Roger Cole
Subscriber
It's true. I vacuum them regularly and keep them in ziplocs except for when they're in the camera or being loaded/unloaded. Compressed air and brushes just move the dust around, use the vacuum. Keep your camera interior spotlessly clean too, vacuum there too and be careful of the bellows. Pulling a darkslide can generate static electric charges and all the dust in the camera will stick to your film.
When loading, I slide the darkslide back about two inches and insert the sheet while holding that side down and the holder over my head.
For 8x10 I put together a set of the old Kodak / Folmer & Schwing wooden holders with disassembleable lightraps - it's amazing how much crud can accumulate in a trap that big.
I wasn't questioning your honesty, BTW, just amazed.

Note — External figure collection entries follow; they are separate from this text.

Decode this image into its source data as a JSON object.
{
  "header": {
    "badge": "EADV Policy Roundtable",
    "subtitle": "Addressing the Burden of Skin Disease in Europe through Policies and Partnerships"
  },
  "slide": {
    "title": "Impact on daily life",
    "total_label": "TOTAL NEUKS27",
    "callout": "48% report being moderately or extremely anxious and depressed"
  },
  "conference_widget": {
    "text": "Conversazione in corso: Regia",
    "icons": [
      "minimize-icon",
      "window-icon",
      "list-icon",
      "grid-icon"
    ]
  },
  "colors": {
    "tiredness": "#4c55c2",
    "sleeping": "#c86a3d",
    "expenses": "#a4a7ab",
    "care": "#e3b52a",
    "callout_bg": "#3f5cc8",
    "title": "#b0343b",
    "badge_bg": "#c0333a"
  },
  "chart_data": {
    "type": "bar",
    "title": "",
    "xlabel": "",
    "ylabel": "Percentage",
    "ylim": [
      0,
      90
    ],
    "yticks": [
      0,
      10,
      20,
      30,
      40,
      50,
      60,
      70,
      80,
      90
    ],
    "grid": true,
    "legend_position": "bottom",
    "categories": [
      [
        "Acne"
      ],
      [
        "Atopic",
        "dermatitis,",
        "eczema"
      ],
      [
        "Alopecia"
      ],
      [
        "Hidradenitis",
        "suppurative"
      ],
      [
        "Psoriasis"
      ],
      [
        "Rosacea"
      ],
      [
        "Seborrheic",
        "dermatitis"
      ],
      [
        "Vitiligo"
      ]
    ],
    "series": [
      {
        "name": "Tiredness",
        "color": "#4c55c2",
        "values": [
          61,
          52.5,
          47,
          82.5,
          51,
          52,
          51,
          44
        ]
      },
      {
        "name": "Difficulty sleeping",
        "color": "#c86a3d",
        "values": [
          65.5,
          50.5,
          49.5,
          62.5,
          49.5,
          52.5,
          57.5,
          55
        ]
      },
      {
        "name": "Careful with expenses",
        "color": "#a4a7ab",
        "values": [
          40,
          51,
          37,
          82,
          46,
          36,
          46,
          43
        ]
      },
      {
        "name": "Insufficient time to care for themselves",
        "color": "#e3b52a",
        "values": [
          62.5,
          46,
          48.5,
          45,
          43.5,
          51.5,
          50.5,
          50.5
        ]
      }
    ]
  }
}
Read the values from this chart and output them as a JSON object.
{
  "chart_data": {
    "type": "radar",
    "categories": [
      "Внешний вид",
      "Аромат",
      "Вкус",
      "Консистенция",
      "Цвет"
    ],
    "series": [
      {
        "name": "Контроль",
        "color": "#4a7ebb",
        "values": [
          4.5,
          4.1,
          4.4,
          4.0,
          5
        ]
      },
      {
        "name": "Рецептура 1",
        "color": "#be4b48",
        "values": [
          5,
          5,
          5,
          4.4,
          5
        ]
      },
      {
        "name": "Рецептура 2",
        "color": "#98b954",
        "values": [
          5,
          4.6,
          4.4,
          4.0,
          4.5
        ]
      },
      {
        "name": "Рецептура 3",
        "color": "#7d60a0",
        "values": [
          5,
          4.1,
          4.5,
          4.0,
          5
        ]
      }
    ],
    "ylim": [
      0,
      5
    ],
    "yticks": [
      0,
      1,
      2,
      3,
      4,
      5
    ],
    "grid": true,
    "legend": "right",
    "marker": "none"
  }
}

Drew, I can't recall EVER having a medium format shot ruined by dust on the film. I'm lucky if 1/2 my sheet film shots are dust free and I go to relatively heroic measures, but not as much so as you two I guess. My only MF SLR is my M645Pro which should produce less dust than 6x7 just from less film to have dust on, but worse when it happens due to more enlargement. I can't recall ever printing a 645 neg to 16x20 but with today's films I wouldn't hesitate if I have a shot that would work at that size (well, maybe not from my pushed D3200, unless the grain was really part of the effect, but certainly from FP4+ or even Tri-X.) My other MF is a TLR without the mirror and focal plane shutter. I HAVE printed those to 15" square on 16x20 paper without dust. (From Pan F+ - looked great.)